The tool captures an accessibility snapshot of the page and assigns short refs (e.g., @e1) to interactive elements. You run commands to open URLs, snapshot the tree, and then click, fill, select, or extract values by referring to those refs. After navigation or DOM changes you re-snapshot to refresh refs; JSON output is available for parsing and orchestration.

When to use it

Quick one-off browser automations from shell or scripts
Form filling, login flows, and simple multi-step interactions
Screen capture or PDF export of pages from CI or local scripts
Lightweight scraping of text, attributes, and input values
Parallel sessions when automating multiple targets concurrently

Best practices

Always run snapshot -i to get interactive refs before interacting with elements
Re-snapshot after navigation or major DOM updates to get current refs
Prefer get commands (get text, get attr) for scraping instead of brittle selectors
Use --headed mode to debug visually when refs are ambiguous
Save snapshot -i --json output for deterministic parsing in automation pipelines

Example use cases

Automate login flows: open page, snapshot, fill credentials, click submit, re-snapshot to confirm state
Form population: fill multiple inputs, select dropdowns, check boxes, then screenshot confirmation
Web scraping: snapshot -i --json then extract text or attributes programmatically
Visual testing: take full-page screenshots or PDFs after interactions for regression checks
Parallel browsing: open multiple sessions to perform simultaneous checks across sites

FAQ

What is a ref and why use it?

A ref (e.g., @e1) is a short identifier assigned to an accessible element in a snapshot.

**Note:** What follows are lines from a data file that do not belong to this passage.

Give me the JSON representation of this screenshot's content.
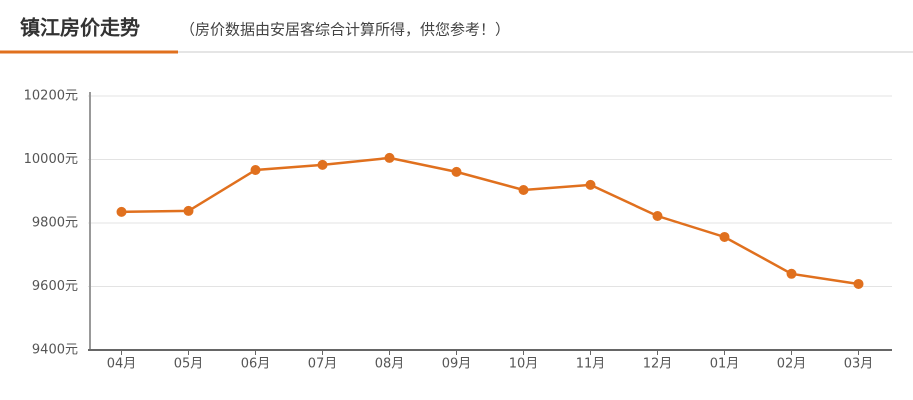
{
  "chart_data": {
    "type": "line",
    "title": "镇江房价走势",
    "subtitle": "（房价数据由安居客综合计算所得，供您参考！）",
    "categories": [
      "04月",
      "05月",
      "06月",
      "07月",
      "08月",
      "09月",
      "10月",
      "11月",
      "12月",
      "01月",
      "02月",
      "03月"
    ],
    "values": [
      9835,
      9838,
      9967,
      9983,
      10005,
      9961,
      9904,
      9920,
      9822,
      9756,
      9640,
      9608
    ],
    "color": "#e0701e",
    "ylim": [
      9400,
      10200
    ],
    "yticks": [
      {
        "value": 9400,
        "label": "9400元"
      },
      {
        "value": 9600,
        "label": "9600元"
      },
      {
        "value": 9800,
        "label": "9800元"
      },
      {
        "value": 10000,
        "label": "10000元"
      },
      {
        "value": 10200,
        "label": "10200元"
      }
    ],
    "grid": true
  }
}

Using refs avoids brittle CSS/XPath selectors and maps directly to the accessibility tree the tool exposes.

How do I handle navigation changes?

After navigation or significant DOM updates, run snapshot -i again to refresh refs. Interactions should reference the latest snapshot to remain reliable.

Can I parse snapshots in scripts?

Yes. Use snapshot -i --json to get structured output containing refs and element metadata for programmatic parsing.